Realising these goals [harnessing administrative data to support research and evidence-based policy evaluation] requires political will, articulated at the highest levels, to persevere with a concerted strategy with clear timeframes based on the principle that open access to de-identified information should be a default position. Realistically, it could take 5-10 years to rollout and embed systems before the ‘holy grail’ of relatively unimpeded remote access to high quality, de-identified and linked administrative data is achievable.

While there have been announcements and initiatives in the past and more recently, the lack of sustained tangible progress means that it is important that the 5-10 year timeframe does not become a motivation for more ‘false starts’, deferrals or eventual reprioritisation and non-delivery. International practices and over thirty years of experience in Western Australia suggest that the capabilities necessary to achieve a more open data culture could be developed by all Australian governments.[59]

Committee view

2.56      The evidence presented to this committee demonstrates that Australia has the potential to create a world leading data linkage system that can both maintain data security and produce ground-breaking public health research. 
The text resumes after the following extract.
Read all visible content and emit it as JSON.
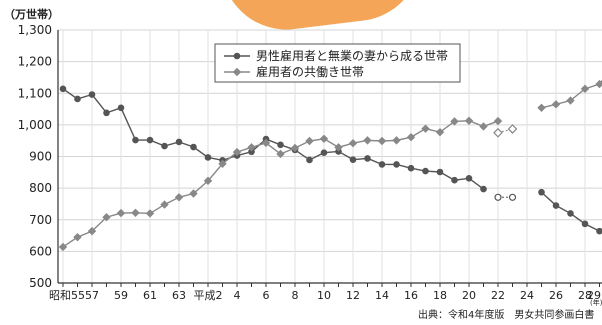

2.57      The committee recognises that linking administrative data, which is already routinely collected, has the potential to reveal new insights about the ways Australians use the healthcare system and potential ways to improve the health outcomes of all Australians. 

2.58      The opportunities Australia is squandering are not just possibilities for health improvements for future generations; but the ability to detect causes of harm to Australians. The committee has received evidence that Australia could be using its data resources to detect harmful prescription medications both in children and in adults. Instead, Australian researchers are forced to rely on studies conducted in other countries where such drug safety studies are possible. For the benefit of the health of all Australians we can and must do better. 

2.59      Improving our data linkage system involves breaking down some of the historical barriers that have resulted from our federated system of government. We have seen in sporadic intervals that such cooperation is possible and can lead to highly beneficial outcomes.

2.60      Australia has the infrastructure and the knowledge to make a national data linkage system work but it will require legislative changes and cultural changes in the Australian Public Service. The nature of these challenges will be examined in greater detail in Chapters 3 and 4. These changes could catapult Australia to become a world leader in data linkage.

2.61      The committee welcomes the renewed focus on Australia's data assets and is encouraged by the attempt to coordinate efforts across government to make more datasets available. But the committee notes that there is still a long way to go to overcome many of the barriers currently faced by researchers and the valid community concerns regarding privacy.

2.62      The committee further notes that this is not the first time an Australian Government has promoted a more open approach to sharing data. The committee is concerned at the very limited nature of the government's consultation in developing its recent Australian Public Data Policy Statement and its Public Sector Data Management report. In compiling its most recent policies, the government obtained very limited input from key stakeholders, including those funded by the Australian Government. By failing to consult any health professionals it became manifestly clear that the use of health data was not a priority for the government. The committee is concerned by the low regard in which the government seems to hold health data and the research groups that work with it.

2.63      To ensure that the government's newly articulated approach to releasing data maximises Australia's big health data potential, while attending to valid community expectations about security and privacy around personal health data, the government must broaden its data policy engagement to include health-related academics, researchers and practitioners.